Of course, it is not enough just to serve a vegan dish, but to be a good local! A choice of taste and quality, elegance and refinement at the same time, could be the Pastinaca Restaurant, a new idea of traditional vegetarian cuisine with international nuances, to amaze even the most demanding customers
Can the Mediterranean diet be a vegan diet?
well technically, no, as it is a varied diet that – in addition to the consumption of fruits and vegetables, cereals and legumes – provides that, several times a week, fish and white meats are eaten.
However, the Mediterranean diet, with some modifications, can be reconciled with the vegan diet. The elimination of animal proteins can in fact be compensated with a greater intake of legumes and cereals. In addition, the principles of the Mediterranean diet go well with those of the vegetarian diet: think of environmental sustainability, the protection of local traditions and biodiversity, and respect for the seasonality of products.
The Mediterranean vegan diet – as long as it is balanced – is a healthy diet, with purifying and digestive properties. At the base of the food pyramid of the Mediterranean vegan diet, there are some foods that should be present at the table daily: vegetables and fruits, rich in fiber, minerals, and vitamins; and cereals (rice, pasta, bread, barley, oats, millet, quinoa ..), sources of complex carbohydrates.

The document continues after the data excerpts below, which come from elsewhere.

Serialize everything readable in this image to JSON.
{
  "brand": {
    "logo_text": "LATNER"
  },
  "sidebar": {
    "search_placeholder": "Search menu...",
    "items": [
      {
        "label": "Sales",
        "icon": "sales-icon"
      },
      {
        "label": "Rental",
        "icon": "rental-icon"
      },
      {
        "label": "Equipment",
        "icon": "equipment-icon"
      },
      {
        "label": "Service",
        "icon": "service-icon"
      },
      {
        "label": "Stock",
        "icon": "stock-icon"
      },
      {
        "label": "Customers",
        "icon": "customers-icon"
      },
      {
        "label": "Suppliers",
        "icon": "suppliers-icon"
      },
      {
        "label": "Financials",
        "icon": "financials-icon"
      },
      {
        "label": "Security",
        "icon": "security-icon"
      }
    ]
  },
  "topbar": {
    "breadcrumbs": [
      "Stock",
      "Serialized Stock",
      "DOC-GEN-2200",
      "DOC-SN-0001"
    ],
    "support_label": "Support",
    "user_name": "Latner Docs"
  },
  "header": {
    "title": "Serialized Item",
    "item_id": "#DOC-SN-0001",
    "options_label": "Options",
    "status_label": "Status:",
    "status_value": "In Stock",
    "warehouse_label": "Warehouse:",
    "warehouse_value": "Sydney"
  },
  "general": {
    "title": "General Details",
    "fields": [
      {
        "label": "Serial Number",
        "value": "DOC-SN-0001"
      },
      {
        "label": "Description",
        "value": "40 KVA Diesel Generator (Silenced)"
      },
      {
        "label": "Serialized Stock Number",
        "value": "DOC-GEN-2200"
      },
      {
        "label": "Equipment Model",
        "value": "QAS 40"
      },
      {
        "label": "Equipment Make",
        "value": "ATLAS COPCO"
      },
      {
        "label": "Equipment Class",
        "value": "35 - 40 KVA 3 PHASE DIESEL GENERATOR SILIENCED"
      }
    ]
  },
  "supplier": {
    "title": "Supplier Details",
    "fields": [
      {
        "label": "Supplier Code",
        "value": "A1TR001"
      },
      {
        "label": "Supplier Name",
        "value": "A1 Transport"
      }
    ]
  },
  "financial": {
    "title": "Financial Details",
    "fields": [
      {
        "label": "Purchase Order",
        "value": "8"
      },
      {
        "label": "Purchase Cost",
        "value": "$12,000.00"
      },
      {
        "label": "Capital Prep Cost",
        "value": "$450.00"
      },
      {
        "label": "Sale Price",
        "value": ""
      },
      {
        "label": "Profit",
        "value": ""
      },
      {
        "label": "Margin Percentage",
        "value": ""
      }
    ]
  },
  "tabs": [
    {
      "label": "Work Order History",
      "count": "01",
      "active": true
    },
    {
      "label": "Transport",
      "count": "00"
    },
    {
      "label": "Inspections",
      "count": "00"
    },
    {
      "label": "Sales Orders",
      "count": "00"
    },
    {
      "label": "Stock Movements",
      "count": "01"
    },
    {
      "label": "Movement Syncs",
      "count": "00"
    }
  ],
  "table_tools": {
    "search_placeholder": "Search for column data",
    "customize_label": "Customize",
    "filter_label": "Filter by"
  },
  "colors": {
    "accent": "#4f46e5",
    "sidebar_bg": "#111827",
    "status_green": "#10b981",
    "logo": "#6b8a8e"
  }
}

Cereals, especially if wholemeal, guarantee a gradual release of glucose in the body, increasing the feeling of satiety, and – thanks to fiber – promote intestinal regularity. Fundamental is also the contribution of legumes, which for vegetarians become almost unique sources of essential amino acids. Thanks to them, cholesterol and glucose levels in the blood are lowered. If the Mediterranean diet recommends 2-3 servings per week, with the vegetarian regimen the amount should be increased. It is better to introduce the necessary proteins to your body through legumes rather than by taking cheeses and eggs, to be limited to 2-3 times a week.
Another protagonist of the Mediterranean vegan diet is extra virgin olive oil, a source of unique fatty acids and phytonutrients. Used in moderation to season vegetables, it promotes the absorption of vitamins of groups A, D, E, and K. To flavor the dishes in a healthy way, the addition of herbs and spices is recommended. Of course, the Mediterranean vegetarian diet should also be accompanied by moderate but regular physical activity and the intake of plenty of water. To be limited, however, the consumption of sweets.
The important thing, if you choose to follow a vegetarian Mediterranean diet or even a vegan Mediterranean diet, which – in addition to meat and fish – also excludes eggs, milk, and derivatives, is to be able to satisfy all the nutritional needs of your body, adopting a balanced and healthy diet.
Can the Mediterranean diet and the vegan diet find a meeting point? Obviously yes.
The Vegan Mediterranean diet starts from the Mediterranean tradition, obviously eliminating all the products of animal origin that are contained in it, such as meat, fish, dairy products, and eggs. Greens, therefore, to cereals, legumes, vegetables, fruits, seeds, dried fruit, olive oil, and seed oil. If you want to add food products of animal origin you can but to a limited extent.
For each group there is the jute amount of food to be taken: the dish includes cereals, vegetable protein foods (such as legumes, produced with gluten or soy, so no proteins of animal origin), vegetables, fruits, foods rich in omega-3 fatty acids.
It is a low-fat diet that, according to experts, helps to nourish the body well, with the proper nutrients and the right calories, but also allowing it to feel good and healthy. And it could also become a therapeutic measure to be combined with the therapies usually used.
In short, not a diet so impossible to follow, after all. If we can also eat fish, meat, and dairy products every now and then, as long as we overdo it, it can be done!